Critical Analysis of 5G Networks Traffic Intrusion using PCA, t-SNE and UMAP Visualization and Classifying Attacks
This work addresses security issues for 5G network deployments, but it is incremental as it applies existing methods to a new dataset.
The paper tackled the problem of detecting network traffic anomalies in 5G networks using a recently published dataset, achieving an accuracy of 97.2% and a detection rate of 96.7% with a K-Nearest Neighbors classifier.

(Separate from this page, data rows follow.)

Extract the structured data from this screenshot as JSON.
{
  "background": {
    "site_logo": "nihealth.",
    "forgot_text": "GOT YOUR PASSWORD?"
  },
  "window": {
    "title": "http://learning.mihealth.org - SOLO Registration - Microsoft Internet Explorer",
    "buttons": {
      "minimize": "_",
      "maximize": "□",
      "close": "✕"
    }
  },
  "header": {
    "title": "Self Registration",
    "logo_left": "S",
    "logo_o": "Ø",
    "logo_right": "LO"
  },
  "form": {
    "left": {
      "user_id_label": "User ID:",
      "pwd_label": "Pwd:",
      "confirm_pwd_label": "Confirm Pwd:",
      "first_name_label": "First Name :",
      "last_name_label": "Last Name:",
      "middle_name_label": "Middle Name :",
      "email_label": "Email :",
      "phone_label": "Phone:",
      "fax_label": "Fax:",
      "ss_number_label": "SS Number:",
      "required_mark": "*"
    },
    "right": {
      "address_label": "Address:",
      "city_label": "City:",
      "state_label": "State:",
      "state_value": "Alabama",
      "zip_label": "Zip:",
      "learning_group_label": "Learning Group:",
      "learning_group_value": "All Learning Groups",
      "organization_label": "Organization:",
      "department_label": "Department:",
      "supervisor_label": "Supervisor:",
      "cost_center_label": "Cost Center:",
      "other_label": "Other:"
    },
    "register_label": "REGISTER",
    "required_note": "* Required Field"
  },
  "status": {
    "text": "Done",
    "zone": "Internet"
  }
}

Networks, threat models, and malicious actors are advancing quickly. With the increased deployment of the 5G networks, the security issues of the attached 5G physical devices have also increased. Therefore, artificial intelligence based autonomous end-to-end security design is needed that can deal with incoming threats by detecting network traffic anomalies. To address this requirement, in this research, we used a recently published 5G traffic dataset, 5G-NIDD, to detect network traffic anomalies using machine and deep learning approaches. First, we analyzed the dataset using three visualization techniques: t-Distributed Stochastic Neighbor Embedding (t-SNE), Uniform Manifold Approximation and Projection (UMAP), and Principal Component Analysis (PCA). Second, we reduced the data dimensionality using mutual information and PCA techniques. Third, we solve the class imbalance issue by inserting synthetic records of minority classes. Last, we performed classification using six different classifiers and presented the evaluation metrics. We received the best results when K-Nearest Neighbors classifier was used: accuracy (97.2%), detection rate (96.7%), and false positive rate (2.2%).